A maioria desses praticantes foi alvo de perseguição devido à sua fé em ondas anteriores de repressão, e muitos cumpriram penas em prisões e campos de trabalho forçado.

O Sr. Wei, de 87 anos, cientista aposentado da empresa farmacêutica Baiyunshan, foi preso em 2005 e condenado a quatro anos de prisão pelo Tribunal do Distrito de Yuexiu em 2006.

A Sra. Wan, de 74 anos, foi condenada a uma pena de trabalho forçado em 2001. Ela foi torturada enquanto cumpria a pena no Campo de Trabalho Feminino de Chatou. Ela foi presa novamente em 2025 e recebeu uma pena de cinco dias de detenção administrativa, a qual não chegou a ser executada.

A Sra. Xie, de 73 anos, ex-funcionária da Delegacia de Polícia da Rua Xingang, foi condenada a um ano e meio de trabalho forçado em 2001 por distribuir materiais informativos sobre o Falun Gong. Ela foi condenada a penas de 3,5 anos e 4 anos em 2005 e 2015, respectivamente. Cumpriu ambas as penas na Prisão Feminina da Província de Guangdong.

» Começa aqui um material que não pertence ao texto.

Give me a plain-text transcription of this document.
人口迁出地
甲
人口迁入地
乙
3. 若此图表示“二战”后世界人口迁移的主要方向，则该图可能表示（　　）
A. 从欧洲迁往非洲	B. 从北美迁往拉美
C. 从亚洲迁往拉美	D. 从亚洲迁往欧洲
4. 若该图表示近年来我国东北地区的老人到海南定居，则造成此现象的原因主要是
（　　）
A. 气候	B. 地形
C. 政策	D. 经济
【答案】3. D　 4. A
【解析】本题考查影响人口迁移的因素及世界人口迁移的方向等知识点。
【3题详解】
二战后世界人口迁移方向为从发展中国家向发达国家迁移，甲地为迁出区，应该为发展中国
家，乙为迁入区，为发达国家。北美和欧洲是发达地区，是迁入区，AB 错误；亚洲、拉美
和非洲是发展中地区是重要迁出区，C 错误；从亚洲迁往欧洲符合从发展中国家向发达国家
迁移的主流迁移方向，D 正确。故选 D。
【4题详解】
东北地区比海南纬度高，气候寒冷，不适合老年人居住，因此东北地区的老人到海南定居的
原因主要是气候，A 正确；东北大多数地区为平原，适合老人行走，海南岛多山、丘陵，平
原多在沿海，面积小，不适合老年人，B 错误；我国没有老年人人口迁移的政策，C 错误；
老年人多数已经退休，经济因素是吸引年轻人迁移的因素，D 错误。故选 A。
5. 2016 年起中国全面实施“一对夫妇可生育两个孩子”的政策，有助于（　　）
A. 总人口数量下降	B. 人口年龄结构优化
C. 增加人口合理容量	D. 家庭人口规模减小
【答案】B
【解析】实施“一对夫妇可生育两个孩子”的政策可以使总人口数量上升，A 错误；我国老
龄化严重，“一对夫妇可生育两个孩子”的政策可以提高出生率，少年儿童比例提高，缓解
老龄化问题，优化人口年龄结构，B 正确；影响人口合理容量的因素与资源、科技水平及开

A Sra. Tang e a Sra. Xu Runmei foram presas em 2017 e 2019, após serem denunciadas por conversarem com pessoas sobre o Falun Gong. Elas foram mantidas em centros de lavagem cerebral e condenadas a um ano de prisão em 2019 pelo Tribunal do Distrito de Liwan.

A Sra. Wu foi presa em 2021 após ser denunciada por conversar com pessoas sobre o Falun Gong. Ela ficou detida por 15 dias e recebeu uma multa.

A Sra. Li foi presa em 2015 por apresentar uma queixa-crime contra Jiang Zemin, o ex-líder do Partido Comunista Chinês que ordenou a perseguição ao Falun Gong em 1999. Ela foi mantida em um centro de lavagem cerebral.

A Sra. Shi foi presa em 2008 e mantida no “Centro de Educação Penal” da cidade de Guangzhou (um centro de lavagem cerebral).